Калликст устало покачал головой:

— Мы уже не раз и не два объяснялись на этот счет. Ты понимаешь Церковь не иначе, как сообщество святых. Я не оспариваю величия этого идеала, но ты должен понять, что...

— Ты его не оспариваешь, но отказываешься от него! Тем самым ты готов отринуть слово Господне. Он сказал: «Будьте совершенны, как совершен Отец ваш Небесный».
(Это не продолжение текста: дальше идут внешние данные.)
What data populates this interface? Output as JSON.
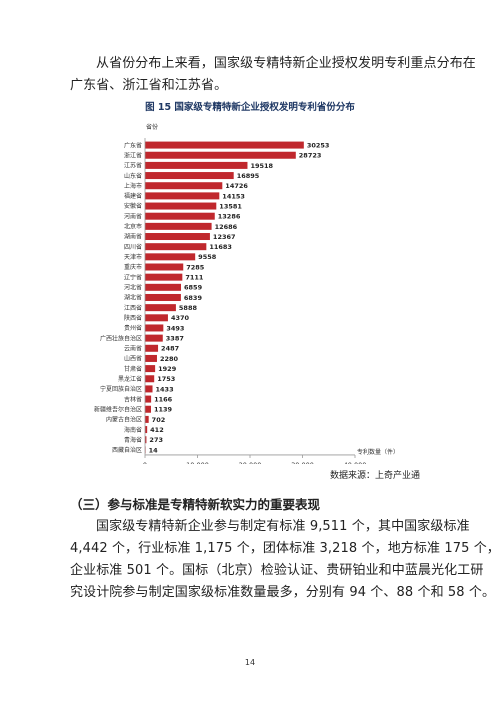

— Ипполит, когда же ты научишься смотреть на вещи непредвзято? Разве ты не видишь, что творится в мире, как с ходом времен все непрестанно меняется? Если Церковь не пожелает облегчить безнадежное положение людей, не позаботится о смягчении их внутреннего разлада, если она не поможет им привести повседневную жизнь в гармонию с заповедями, которые мы проповедуем, настанет день, когда деяния Сына Человеческого будут низведены до ранга чудесной, но бесполезной истории. И эта весна, что расцвела в людских сердцах, останется в прошлом.

— Как ты можешь даже вообразить...

— Да послушай же меня. Месяца не проходит, чтобы мы не сталкивались с новым горем. Велико отчаяние христианок, обреченных на развращающее сожительство без церковного благословения из-за того лишь, что римское законодательство упорно отрицает возможность брака при неравенстве общественного положения. Всякая женщина из сенаторского сословия, выходя замуж за человека, лишенного блестящего титула, теряет и свой титул, и право передать его детям! Тебе подобные случаи известны так же хорошо, как мне: высокородные христианки, которые не могут полностью отрешиться от аристократической гордости, но и не желают ни предать нашу Церковь, заключив брак с язычником своего ранга, ни унизить свое достоинство, сочетавшись с безродным христианином, попадают в положение совершенно безысходное.

Физиономия Ипполита побагровела, и он отрубил с явно преувеличенным озлоблением:

— Церковь не должна признавать иных союзов, кроме тех, что одобрены римским законодательством! Пойти против него значило бы просто-напросто примириться с союзами беззаконными, то есть с блудом!

Калликст кратким строгим взглядом напомнил священнику о сдержанности, потом спросил невозмутимо.

— Ты все высказал, брат Ипполит?

— Нет! Ты прекрасно знаешь, что есть еще один вопрос, в отношении которого я прошу тебя переменить намерения. И этот вопрос куда важнее!

— Да, неотменимость покаяния...

— Блуд, человекоубийство и вероотступничество суть непрощаемые грехи! Вспомни священные для всех нас предписания!

Калликст кивнул и произнес печально:

— Я помню: «Ежели кто совершит одно из этих прегрешений, должен лечь во прах, умерщвляя плоть свою лишениями, а дух скорбью. Искупать свой грех самоистязанием. Соблюдать суровость обихода, печься не о насыщении чрева, а лишь о поддержании жизни. Денно и нощно стенать, взывая к Господу. Распростираться ниц у стоп священнослужителей и преклонять колена перед братьями. Ибо всякий, кто повинен в трех непрощаемых грехах, должен принести покаяние и не чаять прощения ни от кого, кроме одного лишь Господа».

— По-моему, здесь все ясно.

— Один лишь Господь может даровать прощение, — в раздумье повторил новый епископ Рима. — То есть надобно влачить свою жизнь, как постыдную болезнь, уповая па посмертное исцеление. И что же, Ипполит, по-твоему, Назареянин оставил нам такое наследие? Стало быть, церковь должна прозябать в ничтожестве? Ведь недуг одного члена — страдание всех?